Carport Builder & patriach Fou Fou (Michael Denkha) is from the Bankstown area and wins $22 million in the lottery. He convinces his wife Mariam (Camilla Ah Kin) to keep the windfall a secret from his kids Toufic (Sam Alhaje), Layla (Kat Hoyos) & Elias (Tyler De Nawi) - and, mostly, the relatives - so that they don't get caught up in the money but rather see their new position as a reward for working hard.
Fou Fou & Mariam buy a swanky house on Sydney's North Shore and move in, much to the disgust of neighbour Olivia O'Neill (Helen Dallimore) who does her utmost to see them removed from her existence. Her husband Jack (Darren Gilshenan) married into his wife's money and family biscuit empire and can't seem to set a foot right with his new neighbours. Their daughter Madison (Georgia Flood) appears home unexpectedly having cut short her gap year in Europe.
One thing is certainly diabolical about the seres - it's betrayed by the promo...
Of course Fou Fou & Olivia lock horns. Of course Elias & Madison have the hots for each other (eventually). Of course Toufic & Layla are parodies of Australian Lebanese young adults. Of course - because without these tensions there's nothing to develop the jokes through.

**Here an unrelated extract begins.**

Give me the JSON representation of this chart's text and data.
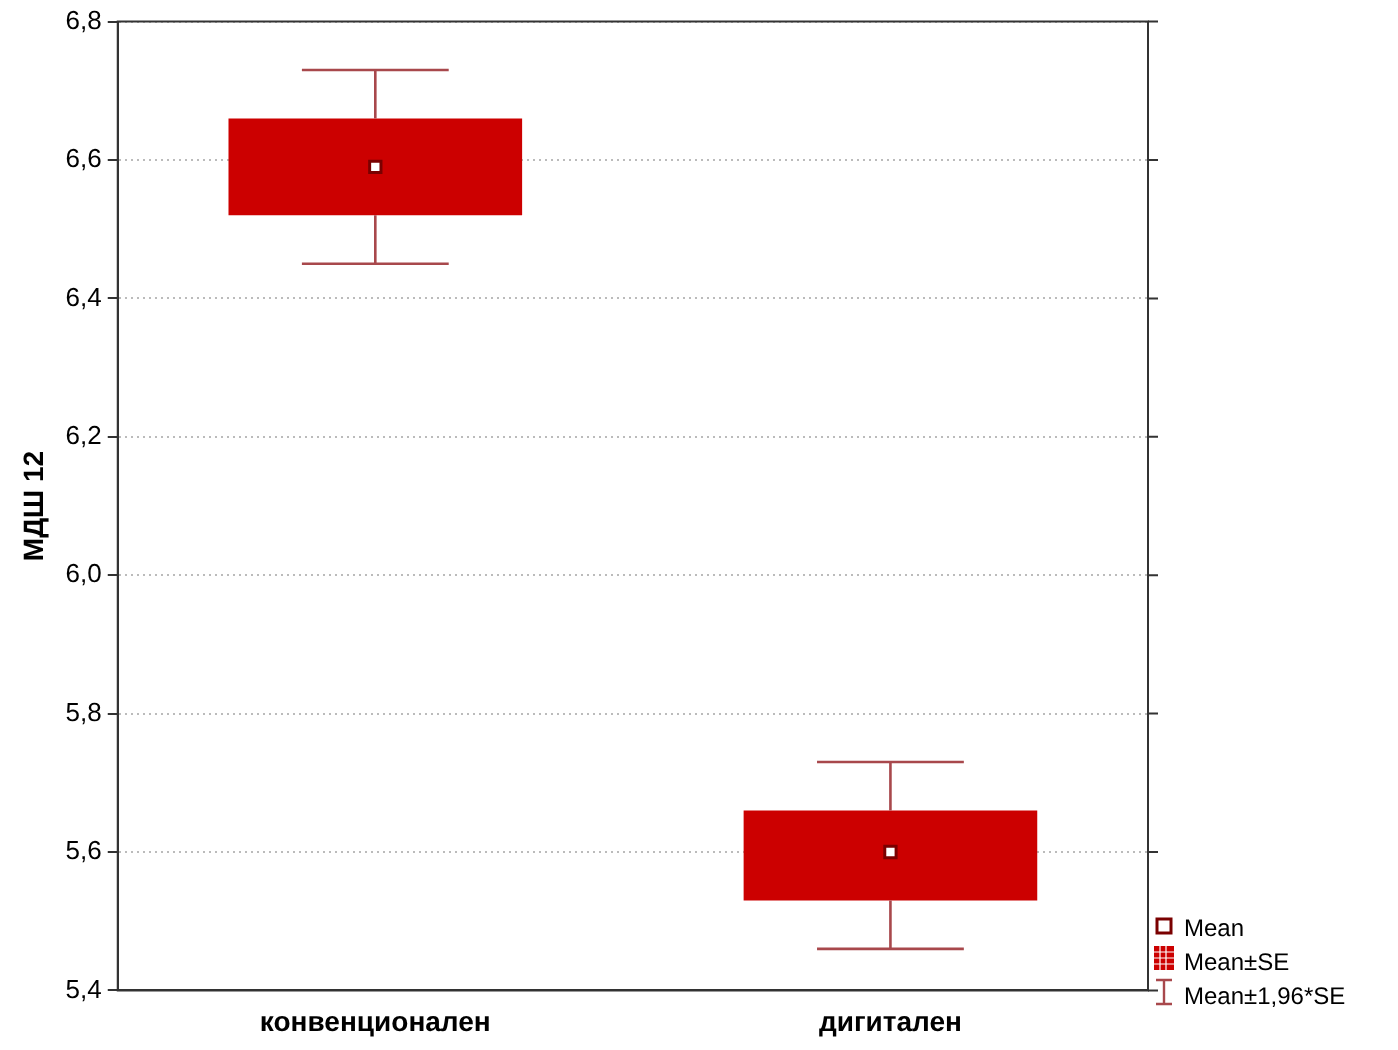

Michael Denkha & Darren Gilshenan are both excellent and every moment they're on-screen together has an air of awkward disaster upon it (Denkha is particularly strong and controlled as Fou Fou, and plays him especially well in his comedic beats). Helen Dallimore was downright scary (which is certainly part of the appeal of her Olivia), and I also enjoyed Tyler De Nawi's innocence, particularly in his scenes with Georgia Flood.
Made by the team at Jungle there's lots of their regulars that pop up (Phil Lloyd & Dave Eastgate for starters) and their quality approach to making TV is revealed across the entire series. Like The Moodys it's location instead of studio, quality writing instead of laugh tracks and sharp characterisations instead of easy stereotypes.
The Habibs are a welcome addition to the 2016 schedule and a welcome genre return to commercial television. Comedy is a difficult thing to get right for Aussies, and while it doesn't always fire The Habibs are largely enjoyable and will give you more than a few laughs.